One unexpected result of the present study was that RTs increased, albeit slightly, with practice, both for the color-naming task and for the picture-naming task. In his seminal paper, Stroop (1935) reported a decrease of RTs over several days of practice with the incongruent color-naming task, a result that has been replicated since with several variants of the Stroop task (e.g., Flowers & Stoup, 1977; Harbeson, Krause, Kennedy, & Bittner Jr., 1982; MacLeod, 1998). The most important difference between these studies and our present study is that we examined the effect of practice during one session, whereas the other studies examined the effect of practice in sessions spread out over successive days. Therefore, we suggest that the fact that we found a slight increase in naming times can be attributed to this difference. It seems reasonable to assume that our participants experienced an increase of fatigue during the one session, whereas participants who are allowed a break of 1 day between sessions do not experience such an increase in fatigue. One study (Dulaney & Rogers, 1994) in which a decrease of RTs as a result of practice was reported did use only one practice session, but (a) the practice consisted of naming incongruent stimuli only and (b) during the experiment several stimuli were presented at once, so that participants needed to “orient to the first stimulus on the screen and develop a scanning pattern going from left to right, line by line” (Dulaney & Rogers, 1994, p. 478). In contrast, we presented both incongruent and neutral stimuli during the whole experiment and we presented our stimuli one at a time. Such procedural differences might well be responsible for the differences in the practice effects obtained. In sum, although we found a different effect of practice than has often been reported in the literature, we think that this difference can be attributed to the specifics of our procedure. What remains is that our practice effect was statistically identical for both the color-naming task and the picture-naming task.

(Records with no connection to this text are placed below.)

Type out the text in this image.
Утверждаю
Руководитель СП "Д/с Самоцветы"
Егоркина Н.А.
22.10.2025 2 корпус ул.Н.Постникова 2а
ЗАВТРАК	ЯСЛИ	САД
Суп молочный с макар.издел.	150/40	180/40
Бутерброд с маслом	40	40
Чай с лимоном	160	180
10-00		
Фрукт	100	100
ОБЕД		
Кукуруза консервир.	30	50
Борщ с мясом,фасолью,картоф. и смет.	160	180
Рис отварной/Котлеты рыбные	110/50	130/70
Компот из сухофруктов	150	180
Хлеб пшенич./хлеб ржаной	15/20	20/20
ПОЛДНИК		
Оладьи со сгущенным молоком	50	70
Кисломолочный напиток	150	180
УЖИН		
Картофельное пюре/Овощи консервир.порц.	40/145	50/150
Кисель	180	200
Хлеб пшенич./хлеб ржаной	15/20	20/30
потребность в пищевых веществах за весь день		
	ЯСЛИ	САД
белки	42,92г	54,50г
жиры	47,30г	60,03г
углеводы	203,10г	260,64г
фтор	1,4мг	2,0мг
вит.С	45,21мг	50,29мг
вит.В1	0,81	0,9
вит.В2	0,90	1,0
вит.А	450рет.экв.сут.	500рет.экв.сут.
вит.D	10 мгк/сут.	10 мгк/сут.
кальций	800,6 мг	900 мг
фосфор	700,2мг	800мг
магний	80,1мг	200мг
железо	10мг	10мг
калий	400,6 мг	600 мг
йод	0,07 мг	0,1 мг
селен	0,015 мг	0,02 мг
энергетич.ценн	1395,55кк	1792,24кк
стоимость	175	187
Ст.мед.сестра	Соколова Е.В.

As discussed in the introduction, differences in the size of specific interference components in traditional realizations of the Stroop task and the picture-word interference task should most probably be linked to differences in experimental set-up. In the traditional Stroop task, with only few targets selected from a single semantic category, an important part of the overall interference effect is due to the response-set membership of the distractor and the semantic relevance of the distractor word. In contrast, in the traditional PWI task, with many targets selected from many semantic categories, the contribution of these two components will be very small or even absent, the most important components being semantic similarity between target and distractor and lexicality. However, these differences arise from rather arbitrary choices with respect to number of semantic domains involved, the size of the response set and the response-set membership of the distractor words. They do not result from fundamental differences between the processing of colors and words. When, as we have done in the present study, the two tasks are designed to be as similar as seems possible with respect to these variables, no empirical differences between the results of the color-naming task and the picture-naming task could be observed. We conclude, therefore, that the claim that picture-word interference is a Stroop effect is warranted.Footnote 2 In sum, the present study presents compelling evidence in favor of Glaser and Düngelhoff’s (1984) original assertion that “the color of the Stroop stimulus may be considered the limiting case of the picture component” (p. 640).